Há também informações que apontam o encerramento das atividades por supostas críticas feitas por Jorge Tadeu à governação angolana, na altura.

Em declarações à imprensa à sua chegada, Jorge Tadeu expressou a sua satisfação por poder regressar a Angola, para trazer aos angolanos "a palavra de Deus, colaborar com o Governo e levar o povo a orar por este momento histórico", que o país vive.

"Estou muito feliz por estar aqui, como é evidente, estou muito alegre, no meu coração houve sempre um grande amor pelos angolanos e também pela recetividade", salientou Jorge Tadeu à chegada para uma visita de sete dias para revitalização da igreja.

Jorge Tadeu considerou "de grande mudança" os novos tempos que Angola vive e que "criou grandes expectativas, com certeza, em todo povo, mas em todo o mundo".

"Na Europa fala-se muito bem dessa coisa nova que está a acontecer, então eu venho para levar também o povo à concordância, o poder da concordância, o poder da oração, para que haja um tempo novo, em que Deus vai fazer coisas ainda maiores", frisou.

Uma das polémicas em que a Igreja Maná esteve envolvida, espoletada em 2007, foi a suspensão do bispo José Luís Gamboa, por alegado desvio de fundos que teriam sido doados pela petrolífera angolana Sonangol, no valor de um milhão de dólares, para a construção de uma escola.
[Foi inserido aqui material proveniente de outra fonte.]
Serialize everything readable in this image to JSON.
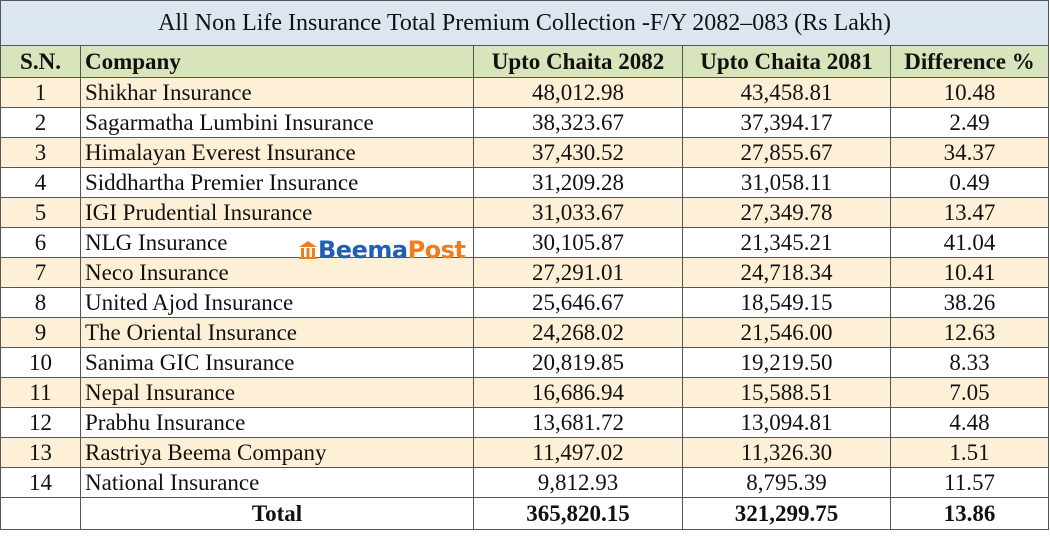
{
  "title": "All Non Life Insurance Total Premium Collection -F/Y 2082–083  (Rs Lakh)",
  "columns": [
    "S.N.",
    "Company",
    "Upto Chaita 2082",
    "Upto Chaita 2081",
    "Difference %"
  ],
  "rows": [
    [
      "1",
      "Shikhar Insurance",
      "48,012.98",
      "43,458.81",
      "10.48"
    ],
    [
      "2",
      "Sagarmatha Lumbini Insurance",
      "38,323.67",
      "37,394.17",
      "2.49"
    ],
    [
      "3",
      "Himalayan Everest Insurance",
      "37,430.52",
      "27,855.67",
      "34.37"
    ],
    [
      "4",
      "Siddhartha Premier Insurance",
      "31,209.28",
      "31,058.11",
      "0.49"
    ],
    [
      "5",
      "IGI Prudential Insurance",
      "31,033.67",
      "27,349.78",
      "13.47"
    ],
    [
      "6",
      "NLG Insurance",
      "30,105.87",
      "21,345.21",
      "41.04"
    ],
    [
      "7",
      "Neco Insurance",
      "27,291.01",
      "24,718.34",
      "10.41"
    ],
    [
      "8",
      "United Ajod Insurance",
      "25,646.67",
      "18,549.15",
      "38.26"
    ],
    [
      "9",
      "The Oriental Insurance",
      "24,268.02",
      "21,546.00",
      "12.63"
    ],
    [
      "10",
      "Sanima GIC Insurance",
      "20,819.85",
      "19,219.50",
      "8.33"
    ],
    [
      "11",
      "Nepal Insurance",
      "16,686.94",
      "15,588.51",
      "7.05"
    ],
    [
      "12",
      "Prabhu Insurance",
      "13,681.72",
      "13,094.81",
      "4.48"
    ],
    [
      "13",
      "Rastriya Beema Company",
      "11,497.02",
      "11,326.30",
      "1.51"
    ],
    [
      "14",
      "National Insurance",
      "9,812.93",
      "8,795.39",
      "11.57"
    ]
  ],
  "total": {
    "label": "Total",
    "values": [
      "365,820.15",
      "321,299.75",
      "13.86"
    ]
  },
  "watermark": [
    "Beema",
    "Post"
  ]
}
Em resposta, na altura, o bispo Joaquim Muanda, que substituiu José Luís Gamboa na liderança da Igreja Maná em Angola, com cerca de 600 mil fiéis e mais de 500 casas e templos em nove províncias, disse publicamente que não havia provas de que esse dinheiro fosse fruto de uma doação da Sonangol, onde o seu sucessor trabalhava.

Em 2016, oito anos depois, os juízes do Tribunal Supremo de Angola, em reposta ao recurso interposto por aquela confissão religiosa, declararam nulo o ato de encerramento da Igreja Maná.